Hippie Modernism exhibit comes to the Walker


A walk through this room full of different species of trees in octagonal containers marks the end of the Hippie Modernism Exhibit at the Walker.

The Walker’s most recent exhibit, “Hippie Modernism” opened fall 2015. As a traveling exhibit, Hippie Modernism showcases what the Walker describes as the “art, architecture, and design of the counterculture of the 1960s and early 1970s.”

I was absolutely enamored with the Walker Art Center’s previous exhibit, “International Pop.” I maybe went six times. I absolutely loved it, and I was convinced that the next one couldn’t possibly match the level of inspiration and awe that I felt when visiting. Hippie Modernism completely proved my predisposed ideas wrong. Without a doubt, it’s one of the most incredible, thought-provoking exhibits the Walker has ever introduced.

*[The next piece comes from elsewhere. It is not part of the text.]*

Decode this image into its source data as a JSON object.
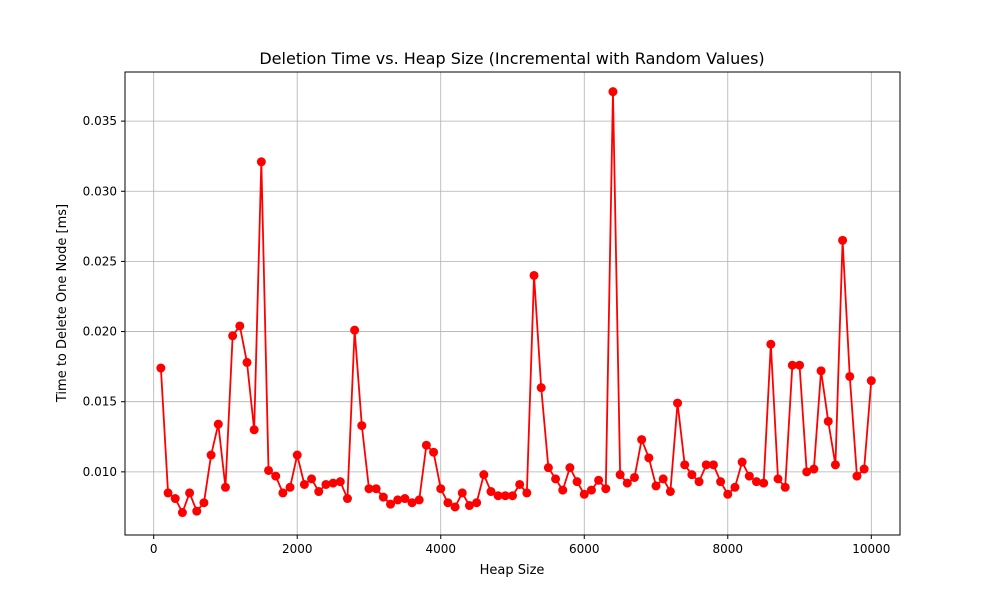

There’s no real plotline to this kind of media: rather a subjective mix of low hums and bright circles; for the 60’s and 70’s, it fits right in.”

— Elizabeth Kupchella

Without a doubt my favorite part of the exhibit is the first piece: a video mixed with deep sound and bright colors located in a small dark room. There’s no real plotline to this kind of media: rather a subjective mix of low hums and bright circles; for the 60’s and 70’s, it fits right in.

The political propaganda and experimental art forms of the 60’s and 70’s were enhanced by the pairing of music and visual arts, an unusual combination for exhibits. For those people who are largely influenced by music, like myself, the experience was enhanced immensely. Being surrounded by visual works with sounds gave shape to the experience as a whole. Music, especially psychedelic rock, is at the heart of the inspiration for many of the exhibit’s works. 

This mission of the exhibit is emphasized through Timothy Leary’s mantra of “Turn On, Tune In, Drop Out.” Leary, a Harvard psychology professor in the 60’s and 70’s, was known for his interest and advocacy for psychedelic enhancement. ‘Turn on’ was intended to be a call for individuals to essentially awaken their senses. ‘Tune in’ was an initiative to take action on those senses: interacting with one another and understanding the world around them. Lastly, ‘Drop Out’ meant checking out from societal codependency and understanding one’s self as an individual.

The exhibit channels the relaxed, Woodstock-like culture of the 60’s and 70’s, challenging societal norms and cultural customs of the time. A lot of the time period focused on experimenting with an individual’s perceptions of politics, art, culture, and more.

Although the exhibit ends February 28th, I’d recommend seeing it as soon as possible. The Walker has done an incredible job of bringing a certain time period into artistic translation of the hippie movement, and it would be a shame to miss.